Alexander Bodon (Vienna, 6 September 1906 – Amsterdam, 22 January 1993) was a Dutch architect.

Bodon's father, K. Bodon, was a Hungarian interior architect. As a young man Alexander was first taught the trade of building furniture, and in 1924 began studying in Budapest. He moved to the Netherlands in 1929 to continue his studies, working with, among others, the architect Jan Wils. He later worked for architects Jan Buijs and Lürsen, and for the agencies of Ben Merkelbach and Charles Karsten.

He received his first assignment in 1932, for the Schroder en Dupont bookstore on the Keizersgracht in Amsterdam.
Bodon had a studio in Amsterdam in 1934, together with Eva Besnyö and Carel Blazer, and was a member of the group De 8. From 1935 to 1940 he led the short-lived Nieuwe Kunstschool (1934-1941), a school for the arts whose students included Otto Treumann, Benno Premsela, and Violette Cornelius.

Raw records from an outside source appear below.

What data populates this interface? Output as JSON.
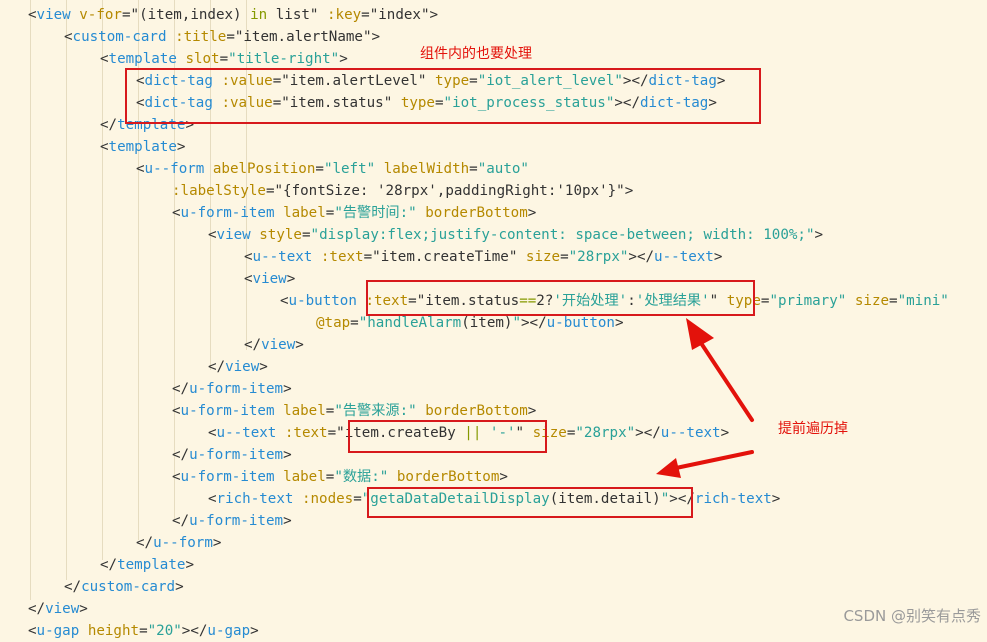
{
  "code_lines": [
    {
      "indent": 0,
      "tokens": [
        [
          "p",
          "<"
        ],
        [
          "t",
          "view"
        ],
        [
          "p",
          " "
        ],
        [
          "a",
          "v-for"
        ],
        [
          "p",
          "=\"(item,index) "
        ],
        [
          "k",
          "in"
        ],
        [
          "p",
          " list\" "
        ],
        [
          "a",
          ":key"
        ],
        [
          "p",
          "=\"index\">"
        ]
      ]
    },
    {
      "indent": 1,
      "tokens": [
        [
          "p",
          "<"
        ],
        [
          "t",
          "custom-card"
        ],
        [
          "p",
          " "
        ],
        [
          "a",
          ":title"
        ],
        [
          "p",
          "=\"item.alertName\">"
        ]
      ]
    },
    {
      "indent": 2,
      "tokens": [
        [
          "p",
          "<"
        ],
        [
          "t",
          "template"
        ],
        [
          "p",
          " "
        ],
        [
          "a",
          "slot"
        ],
        [
          "p",
          "="
        ],
        [
          "s",
          "\"title-right\""
        ],
        [
          "p",
          ">"
        ]
      ]
    },
    {
      "indent": 3,
      "tokens": [
        [
          "p",
          "<"
        ],
        [
          "t",
          "dict-tag"
        ],
        [
          "p",
          " "
        ],
        [
          "a",
          ":value"
        ],
        [
          "p",
          "=\"item.alertLevel\" "
        ],
        [
          "a",
          "type"
        ],
        [
          "p",
          "="
        ],
        [
          "s",
          "\"iot_alert_level\""
        ],
        [
          "p",
          "></"
        ],
        [
          "t",
          "dict-tag"
        ],
        [
          "p",
          ">"
        ]
      ]
    },
    {
      "indent": 3,
      "tokens": [
        [
          "p",
          "<"
        ],
        [
          "t",
          "dict-tag"
        ],
        [
          "p",
          " "
        ],
        [
          "a",
          ":value"
        ],
        [
          "p",
          "=\"item.status\" "
        ],
        [
          "a",
          "type"
        ],
        [
          "p",
          "="
        ],
        [
          "s",
          "\"iot_process_status\""
        ],
        [
          "p",
          "></"
        ],
        [
          "t",
          "dict-tag"
        ],
        [
          "p",
          ">"
        ]
      ]
    },
    {
      "indent": 2,
      "tokens": [
        [
          "p",
          "</"
        ],
        [
          "t",
          "template"
        ],
        [
          "p",
          ">"
        ]
      ]
    },
    {
      "indent": 2,
      "tokens": [
        [
          "p",
          "<"
        ],
        [
          "t",
          "template"
        ],
        [
          "p",
          ">"
        ]
      ]
    },
    {
      "indent": 3,
      "tokens": [
        [
          "p",
          "<"
        ],
        [
          "t",
          "u--form"
        ],
        [
          "p",
          " "
        ],
        [
          "a",
          "abelPosition"
        ],
        [
          "p",
          "="
        ],
        [
          "s",
          "\"left\""
        ],
        [
          "p",
          " "
        ],
        [
          "a",
          "labelWidth"
        ],
        [
          "p",
          "="
        ],
        [
          "s",
          "\"auto\""
        ]
      ]
    },
    {
      "indent": 4,
      "tokens": [
        [
          "a",
          ":labelStyle"
        ],
        [
          "p",
          "=\"{fontSize: '28rpx',paddingRight:'10px'}\">"
        ]
      ]
    },
    {
      "indent": 4,
      "tokens": [
        [
          "p",
          "<"
        ],
        [
          "t",
          "u-form-item"
        ],
        [
          "p",
          " "
        ],
        [
          "a",
          "label"
        ],
        [
          "p",
          "="
        ],
        [
          "s",
          "\"告警时间:\""
        ],
        [
          "p",
          " "
        ],
        [
          "a",
          "borderBottom"
        ],
        [
          "p",
          ">"
        ]
      ]
    },
    {
      "indent": 5,
      "tokens": [
        [
          "p",
          "<"
        ],
        [
          "t",
          "view"
        ],
        [
          "p",
          " "
        ],
        [
          "a",
          "style"
        ],
        [
          "p",
          "="
        ],
        [
          "s",
          "\"display:flex;justify-content: space-between; width: 100%;\""
        ],
        [
          "p",
          ">"
        ]
      ]
    },
    {
      "indent": 6,
      "tokens": [
        [
          "p",
          "<"
        ],
        [
          "t",
          "u--text"
        ],
        [
          "p",
          " "
        ],
        [
          "a",
          ":text"
        ],
        [
          "p",
          "=\"item.createTime\" "
        ],
        [
          "a",
          "size"
        ],
        [
          "p",
          "="
        ],
        [
          "s",
          "\"28rpx\""
        ],
        [
          "p",
          "></"
        ],
        [
          "t",
          "u--text"
        ],
        [
          "p",
          ">"
        ]
      ]
    },
    {
      "indent": 6,
      "tokens": [
        [
          "p",
          "<"
        ],
        [
          "t",
          "view"
        ],
        [
          "p",
          ">"
        ]
      ]
    },
    {
      "indent": 7,
      "tokens": [
        [
          "p",
          "<"
        ],
        [
          "t",
          "u-button"
        ],
        [
          "p",
          " "
        ],
        [
          "a",
          ":text"
        ],
        [
          "p",
          "=\"item.status"
        ],
        [
          "k",
          "=="
        ],
        [
          "p",
          "2?"
        ],
        [
          "s",
          "'开始处理'"
        ],
        [
          "p",
          ":"
        ],
        [
          "s",
          "'处理结果'"
        ],
        [
          "p",
          "\" "
        ],
        [
          "a",
          "type"
        ],
        [
          "p",
          "="
        ],
        [
          "s",
          "\"primary\""
        ],
        [
          "p",
          " "
        ],
        [
          "a",
          "size"
        ],
        [
          "p",
          "="
        ],
        [
          "s",
          "\"mini\""
        ]
      ]
    },
    {
      "indent": 8,
      "tokens": [
        [
          "a",
          "@tap"
        ],
        [
          "p",
          "="
        ],
        [
          "s",
          "\"handleAlarm"
        ],
        [
          "p",
          "(item)"
        ],
        [
          "s",
          "\""
        ],
        [
          "p",
          "></"
        ],
        [
          "t",
          "u-button"
        ],
        [
          "p",
          ">"
        ]
      ]
    },
    {
      "indent": 6,
      "tokens": [
        [
          "p",
          "</"
        ],
        [
          "t",
          "view"
        ],
        [
          "p",
          ">"
        ]
      ]
    },
    {
      "indent": 5,
      "tokens": [
        [
          "p",
          "</"
        ],
        [
          "t",
          "view"
        ],
        [
          "p",
          ">"
        ]
      ]
    },
    {
      "indent": 4,
      "tokens": [
        [
          "p",
          "</"
        ],
        [
          "t",
          "u-form-item"
        ],
        [
          "p",
          ">"
        ]
      ]
    },
    {
      "indent": 4,
      "tokens": [
        [
          "p",
          "<"
        ],
        [
          "t",
          "u-form-item"
        ],
        [
          "p",
          " "
        ],
        [
          "a",
          "label"
        ],
        [
          "p",
          "="
        ],
        [
          "s",
          "\"告警来源:\""
        ],
        [
          "p",
          " "
        ],
        [
          "a",
          "borderBottom"
        ],
        [
          "p",
          ">"
        ]
      ]
    },
    {
      "indent": 5,
      "tokens": [
        [
          "p",
          "<"
        ],
        [
          "t",
          "u--text"
        ],
        [
          "p",
          " "
        ],
        [
          "a",
          ":text"
        ],
        [
          "p",
          "=\"item.createBy "
        ],
        [
          "k",
          "||"
        ],
        [
          "p",
          " "
        ],
        [
          "s",
          "'-'"
        ],
        [
          "p",
          "\" "
        ],
        [
          "a",
          "size"
        ],
        [
          "p",
          "="
        ],
        [
          "s",
          "\"28rpx\""
        ],
        [
          "p",
          "></"
        ],
        [
          "t",
          "u--text"
        ],
        [
          "p",
          ">"
        ]
      ]
    },
    {
      "indent": 4,
      "tokens": [
        [
          "p",
          "</"
        ],
        [
          "t",
          "u-form-item"
        ],
        [
          "p",
          ">"
        ]
      ]
    },
    {
      "indent": 4,
      "tokens": [
        [
          "p",
          "<"
        ],
        [
          "t",
          "u-form-item"
        ],
        [
          "p",
          " "
        ],
        [
          "a",
          "label"
        ],
        [
          "p",
          "="
        ],
        [
          "s",
          "\"数据:\""
        ],
        [
          "p",
          " "
        ],
        [
          "a",
          "borderBottom"
        ],
        [
          "p",
          ">"
        ]
      ]
    },
    {
      "indent": 5,
      "tokens": [
        [
          "p",
          "<"
        ],
        [
          "t",
          "rich-text"
        ],
        [
          "p",
          " "
        ],
        [
          "a",
          ":nodes"
        ],
        [
          "p",
          "="
        ],
        [
          "s",
          "\"getaDataDetailDisplay"
        ],
        [
          "p",
          "(item.detail)"
        ],
        [
          "s",
          "\""
        ],
        [
          "p",
          "></"
        ],
        [
          "t",
          "rich-text"
        ],
        [
          "p",
          ">"
        ]
      ]
    },
    {
      "indent": 4,
      "tokens": [
        [
          "p",
          "</"
        ],
        [
          "t",
          "u-form-item"
        ],
        [
          "p",
          ">"
        ]
      ]
    },
    {
      "indent": 3,
      "tokens": [
        [
          "p",
          "</"
        ],
        [
          "t",
          "u--form"
        ],
        [
          "p",
          ">"
        ]
      ]
    },
    {
      "indent": 2,
      "tokens": [
        [
          "p",
          "</"
        ],
        [
          "t",
          "template"
        ],
        [
          "p",
          ">"
        ]
      ]
    },
    {
      "indent": 1,
      "tokens": [
        [
          "p",
          "</"
        ],
        [
          "t",
          "custom-card"
        ],
        [
          "p",
          ">"
        ]
      ]
    },
    {
      "indent": 0,
      "tokens": [
        [
          "p",
          "</"
        ],
        [
          "t",
          "view"
        ],
        [
          "p",
          ">"
        ]
      ]
    },
    {
      "indent": 0,
      "tokens": [
        [
          "p",
          "<"
        ],
        [
          "t",
          "u-gap"
        ],
        [
          "p",
          " "
        ],
        [
          "a",
          "height"
        ],
        [
          "p",
          "="
        ],
        [
          "s",
          "\"20\""
        ],
        [
          "p",
          "></"
        ],
        [
          "t",
          "u-gap"
        ],
        [
          "p",
          ">"
        ]
      ]
    }
  ],
  "annotations": {
    "note_components": "组件内的也要处理",
    "note_traverse": "提前遍历掉"
  },
  "watermark": "CSDN @别笑有点秀",
  "colors": {
    "background": "#fdf6e3",
    "tag": "#268bd2",
    "attribute": "#b58900",
    "string": "#2aa198",
    "keyword": "#859900",
    "highlight_box": "#d7191c"
  }
}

Bodon taught at the school, and later served as its director.

He was established as an independent architect by 1945, and after 1954 was a partner in the architectural and engineering firm J.P. van Bruggen, G. Drexhage, J.J. Sterkenburg en Alexander Bodon. He is best known as the architect of the Amsterdam RAI (1951). Other notable works include the Apollo Hotel in Amsterdam (1961).

==Bibliography==
- Maarten Kloos, Alexander Bodon, architect. Rotterdam, 010, 1990. ISBN 90-6450-087-8.